Yasaya aykırılık halini sadece usul yasasına hasretmek olanaklı değildir.
"Yasaya aykırılık" geniş bir kavram olarak "hukukun zedelenmesi" biçiminde
anlaşılmalı, Usul Yasasının 308. maddesinde açıklanan yargılama yasası
kuralları yanında, maddi ceza yasalarına aykırılık hallerini de kapsamalıdır.
O halde gerek Yargılama Yasası ve gerekse maddi hukuk kurallarına aykırılık
hallerinde yazılı emir yoluna başvurulabilmesi olanaklı olmakla beraber,
hakimin kanaat ve takdirine ait fiili sorunlardan dolayı bu yola
gidilemeyeceği Yargıtay'ın yerleşmiş görüşüdür.
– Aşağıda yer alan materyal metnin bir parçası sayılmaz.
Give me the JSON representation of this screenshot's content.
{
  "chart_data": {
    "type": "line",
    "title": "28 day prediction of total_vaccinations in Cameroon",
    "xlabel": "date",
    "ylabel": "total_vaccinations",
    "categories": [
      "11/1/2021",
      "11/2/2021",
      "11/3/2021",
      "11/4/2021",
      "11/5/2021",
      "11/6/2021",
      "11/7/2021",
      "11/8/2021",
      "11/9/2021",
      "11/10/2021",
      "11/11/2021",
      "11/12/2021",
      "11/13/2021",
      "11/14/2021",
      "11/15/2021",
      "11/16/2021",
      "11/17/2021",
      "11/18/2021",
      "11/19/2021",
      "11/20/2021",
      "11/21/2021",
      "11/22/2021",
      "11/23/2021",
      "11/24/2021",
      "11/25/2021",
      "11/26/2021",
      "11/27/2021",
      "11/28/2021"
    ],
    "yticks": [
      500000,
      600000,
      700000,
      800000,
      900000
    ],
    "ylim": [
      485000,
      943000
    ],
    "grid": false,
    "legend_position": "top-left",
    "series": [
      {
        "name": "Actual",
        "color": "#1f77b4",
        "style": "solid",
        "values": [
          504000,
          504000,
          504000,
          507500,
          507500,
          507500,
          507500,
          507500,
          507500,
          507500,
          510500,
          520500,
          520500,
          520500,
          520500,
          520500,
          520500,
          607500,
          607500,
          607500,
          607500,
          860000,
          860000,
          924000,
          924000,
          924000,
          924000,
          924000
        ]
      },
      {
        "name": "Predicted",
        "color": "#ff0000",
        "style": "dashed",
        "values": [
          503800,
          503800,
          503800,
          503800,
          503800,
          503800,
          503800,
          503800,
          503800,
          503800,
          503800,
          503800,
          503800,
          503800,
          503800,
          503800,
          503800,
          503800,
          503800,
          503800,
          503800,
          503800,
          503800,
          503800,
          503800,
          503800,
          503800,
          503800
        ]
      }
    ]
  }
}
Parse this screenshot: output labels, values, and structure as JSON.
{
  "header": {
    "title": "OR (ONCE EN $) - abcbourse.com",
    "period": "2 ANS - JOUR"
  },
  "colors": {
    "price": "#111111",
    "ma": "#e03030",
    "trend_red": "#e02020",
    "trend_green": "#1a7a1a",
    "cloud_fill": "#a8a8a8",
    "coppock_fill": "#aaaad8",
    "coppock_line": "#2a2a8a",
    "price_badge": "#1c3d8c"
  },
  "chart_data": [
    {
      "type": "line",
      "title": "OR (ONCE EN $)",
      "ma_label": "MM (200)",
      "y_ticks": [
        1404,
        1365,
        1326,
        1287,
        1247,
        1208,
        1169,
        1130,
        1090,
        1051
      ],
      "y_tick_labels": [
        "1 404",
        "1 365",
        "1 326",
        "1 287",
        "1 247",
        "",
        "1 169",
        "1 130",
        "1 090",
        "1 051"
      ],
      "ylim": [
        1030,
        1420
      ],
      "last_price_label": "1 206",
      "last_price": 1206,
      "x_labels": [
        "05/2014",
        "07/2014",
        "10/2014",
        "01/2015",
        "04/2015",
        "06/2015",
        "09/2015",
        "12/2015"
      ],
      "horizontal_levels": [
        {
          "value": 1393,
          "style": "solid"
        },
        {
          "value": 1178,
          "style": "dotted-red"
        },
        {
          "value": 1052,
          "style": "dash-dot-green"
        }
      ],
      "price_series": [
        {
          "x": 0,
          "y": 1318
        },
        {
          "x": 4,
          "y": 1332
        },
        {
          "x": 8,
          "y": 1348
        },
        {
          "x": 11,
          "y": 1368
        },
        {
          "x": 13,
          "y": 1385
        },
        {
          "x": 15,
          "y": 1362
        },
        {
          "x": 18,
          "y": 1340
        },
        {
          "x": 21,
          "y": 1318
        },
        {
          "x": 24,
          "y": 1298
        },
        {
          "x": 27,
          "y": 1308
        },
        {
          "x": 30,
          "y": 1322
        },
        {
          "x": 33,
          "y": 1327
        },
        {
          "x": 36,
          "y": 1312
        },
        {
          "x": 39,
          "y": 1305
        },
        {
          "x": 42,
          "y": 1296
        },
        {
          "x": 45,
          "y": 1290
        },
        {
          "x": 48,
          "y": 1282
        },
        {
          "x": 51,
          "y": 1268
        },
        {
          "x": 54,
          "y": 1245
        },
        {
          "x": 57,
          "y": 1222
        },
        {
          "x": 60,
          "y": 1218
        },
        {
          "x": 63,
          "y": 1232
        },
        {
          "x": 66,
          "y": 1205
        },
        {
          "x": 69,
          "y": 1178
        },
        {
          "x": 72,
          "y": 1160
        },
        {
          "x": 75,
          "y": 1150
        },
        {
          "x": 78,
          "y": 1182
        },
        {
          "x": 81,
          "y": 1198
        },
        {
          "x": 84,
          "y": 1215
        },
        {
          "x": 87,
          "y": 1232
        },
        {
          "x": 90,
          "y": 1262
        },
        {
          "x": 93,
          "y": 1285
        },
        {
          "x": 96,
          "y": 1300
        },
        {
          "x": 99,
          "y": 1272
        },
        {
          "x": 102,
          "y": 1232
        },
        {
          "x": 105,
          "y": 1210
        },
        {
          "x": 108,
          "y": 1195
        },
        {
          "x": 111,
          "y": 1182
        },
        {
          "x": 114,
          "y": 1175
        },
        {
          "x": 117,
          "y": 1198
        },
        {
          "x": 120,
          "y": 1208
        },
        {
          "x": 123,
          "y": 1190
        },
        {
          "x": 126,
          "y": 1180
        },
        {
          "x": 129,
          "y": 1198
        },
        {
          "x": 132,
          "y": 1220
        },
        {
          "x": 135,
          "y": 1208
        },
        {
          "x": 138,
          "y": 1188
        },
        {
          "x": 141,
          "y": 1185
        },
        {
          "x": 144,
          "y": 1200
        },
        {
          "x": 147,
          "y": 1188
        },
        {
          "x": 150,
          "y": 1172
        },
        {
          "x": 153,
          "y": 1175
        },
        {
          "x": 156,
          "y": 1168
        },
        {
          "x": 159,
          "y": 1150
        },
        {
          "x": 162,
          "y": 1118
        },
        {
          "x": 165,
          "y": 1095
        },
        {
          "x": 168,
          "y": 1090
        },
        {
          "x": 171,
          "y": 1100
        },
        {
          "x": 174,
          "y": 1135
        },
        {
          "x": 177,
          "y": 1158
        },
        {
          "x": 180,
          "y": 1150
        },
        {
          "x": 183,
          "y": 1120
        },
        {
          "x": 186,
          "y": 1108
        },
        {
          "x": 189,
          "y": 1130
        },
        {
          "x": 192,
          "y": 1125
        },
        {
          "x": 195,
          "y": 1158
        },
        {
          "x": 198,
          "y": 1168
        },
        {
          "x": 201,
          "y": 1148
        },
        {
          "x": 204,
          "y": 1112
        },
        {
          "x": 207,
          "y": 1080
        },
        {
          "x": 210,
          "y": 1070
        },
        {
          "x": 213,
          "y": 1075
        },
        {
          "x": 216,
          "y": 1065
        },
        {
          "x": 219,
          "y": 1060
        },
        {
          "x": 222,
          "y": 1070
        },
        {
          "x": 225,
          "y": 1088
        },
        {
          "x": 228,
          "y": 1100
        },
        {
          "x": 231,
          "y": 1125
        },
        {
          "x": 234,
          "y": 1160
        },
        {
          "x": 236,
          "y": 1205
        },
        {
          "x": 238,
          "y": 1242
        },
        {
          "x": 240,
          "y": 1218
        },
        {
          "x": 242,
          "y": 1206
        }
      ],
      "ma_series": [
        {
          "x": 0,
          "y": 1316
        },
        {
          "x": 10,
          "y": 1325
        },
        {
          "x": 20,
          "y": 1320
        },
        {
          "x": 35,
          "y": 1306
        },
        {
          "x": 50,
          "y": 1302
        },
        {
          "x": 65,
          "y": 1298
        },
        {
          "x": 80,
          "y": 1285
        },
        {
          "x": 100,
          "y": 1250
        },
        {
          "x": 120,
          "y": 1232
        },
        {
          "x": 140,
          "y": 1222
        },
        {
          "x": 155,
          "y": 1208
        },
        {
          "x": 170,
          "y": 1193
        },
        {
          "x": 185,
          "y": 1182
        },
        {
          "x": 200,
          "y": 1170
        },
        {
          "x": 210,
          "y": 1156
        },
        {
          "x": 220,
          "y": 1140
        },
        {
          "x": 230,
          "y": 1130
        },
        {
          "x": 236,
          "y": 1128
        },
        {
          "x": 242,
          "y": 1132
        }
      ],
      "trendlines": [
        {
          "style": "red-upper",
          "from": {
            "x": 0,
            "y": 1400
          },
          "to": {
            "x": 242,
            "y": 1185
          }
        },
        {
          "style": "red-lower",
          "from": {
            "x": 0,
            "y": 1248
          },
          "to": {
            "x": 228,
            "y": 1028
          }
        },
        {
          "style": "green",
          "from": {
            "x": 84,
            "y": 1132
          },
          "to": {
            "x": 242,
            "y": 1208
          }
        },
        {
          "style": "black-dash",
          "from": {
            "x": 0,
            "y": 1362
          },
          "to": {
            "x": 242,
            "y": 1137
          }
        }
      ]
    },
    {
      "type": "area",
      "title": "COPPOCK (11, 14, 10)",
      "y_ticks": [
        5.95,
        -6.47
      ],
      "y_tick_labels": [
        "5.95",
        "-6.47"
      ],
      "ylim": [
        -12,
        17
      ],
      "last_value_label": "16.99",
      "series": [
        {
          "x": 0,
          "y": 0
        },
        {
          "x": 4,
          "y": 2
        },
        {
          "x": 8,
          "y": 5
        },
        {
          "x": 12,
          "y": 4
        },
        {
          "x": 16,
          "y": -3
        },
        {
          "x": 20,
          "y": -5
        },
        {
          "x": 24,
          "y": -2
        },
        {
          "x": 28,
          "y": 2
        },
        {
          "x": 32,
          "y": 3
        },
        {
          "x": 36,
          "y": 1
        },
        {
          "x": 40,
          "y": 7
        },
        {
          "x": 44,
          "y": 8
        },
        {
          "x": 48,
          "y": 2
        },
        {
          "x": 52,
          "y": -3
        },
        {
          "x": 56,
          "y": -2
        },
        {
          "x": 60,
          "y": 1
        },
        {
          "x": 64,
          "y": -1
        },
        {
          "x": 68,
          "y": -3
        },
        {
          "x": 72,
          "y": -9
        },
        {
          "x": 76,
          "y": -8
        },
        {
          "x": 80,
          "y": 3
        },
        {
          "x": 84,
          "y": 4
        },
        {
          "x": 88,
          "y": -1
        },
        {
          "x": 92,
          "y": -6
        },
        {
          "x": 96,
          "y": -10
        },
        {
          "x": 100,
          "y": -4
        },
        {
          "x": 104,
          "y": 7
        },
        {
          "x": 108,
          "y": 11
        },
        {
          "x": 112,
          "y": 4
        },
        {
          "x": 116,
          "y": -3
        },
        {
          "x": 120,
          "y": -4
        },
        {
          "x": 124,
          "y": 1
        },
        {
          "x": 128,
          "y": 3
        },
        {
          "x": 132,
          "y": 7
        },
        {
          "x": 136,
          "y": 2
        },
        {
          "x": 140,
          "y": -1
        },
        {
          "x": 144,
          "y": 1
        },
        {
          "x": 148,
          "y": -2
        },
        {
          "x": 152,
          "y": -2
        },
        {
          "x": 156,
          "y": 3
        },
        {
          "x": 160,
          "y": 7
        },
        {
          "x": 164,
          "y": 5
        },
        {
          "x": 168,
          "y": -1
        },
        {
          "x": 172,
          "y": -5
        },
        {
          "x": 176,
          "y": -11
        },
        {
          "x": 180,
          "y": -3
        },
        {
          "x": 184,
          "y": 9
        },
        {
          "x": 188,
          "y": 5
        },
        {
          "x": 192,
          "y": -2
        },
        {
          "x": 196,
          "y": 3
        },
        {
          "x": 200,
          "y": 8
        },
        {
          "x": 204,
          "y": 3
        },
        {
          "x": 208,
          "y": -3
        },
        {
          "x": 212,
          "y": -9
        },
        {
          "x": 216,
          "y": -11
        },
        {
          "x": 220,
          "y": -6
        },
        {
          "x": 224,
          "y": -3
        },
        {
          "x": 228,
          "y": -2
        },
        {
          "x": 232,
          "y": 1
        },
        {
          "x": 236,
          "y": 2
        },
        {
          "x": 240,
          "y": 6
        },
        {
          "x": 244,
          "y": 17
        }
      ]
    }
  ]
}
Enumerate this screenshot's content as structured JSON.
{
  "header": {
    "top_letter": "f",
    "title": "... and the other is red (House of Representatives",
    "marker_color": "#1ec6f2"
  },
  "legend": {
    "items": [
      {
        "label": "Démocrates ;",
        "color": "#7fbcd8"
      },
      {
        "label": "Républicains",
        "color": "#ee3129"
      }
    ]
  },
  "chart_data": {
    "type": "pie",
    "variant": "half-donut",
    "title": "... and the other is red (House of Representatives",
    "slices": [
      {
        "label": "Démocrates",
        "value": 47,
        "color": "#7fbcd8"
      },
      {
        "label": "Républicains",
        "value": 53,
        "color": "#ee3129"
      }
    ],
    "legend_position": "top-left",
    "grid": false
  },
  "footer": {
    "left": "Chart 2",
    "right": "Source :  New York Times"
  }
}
Kaldı ki öğreti de aynı
görüşü benimsemektedir (Nurullah Kunter, Ceza Muhakemesi Hukuku, S.
1160-1161; Faruk Erem, Ceza Yargılama Hukuku, S. 599; Baha Kantar, Ceza
Muhakemeleri Usulü, 4. Bası, S. 402 ve 26.10.1932 gün ve 29/12 sayılı
İçtihadı Birleştirme Kararı).
O halde yazılı emire konu olabilecek yasaya aykırılık halleri, uygulamadaki
esaslı yanlışlıklar ve esasa etkili usul hatalarıdır.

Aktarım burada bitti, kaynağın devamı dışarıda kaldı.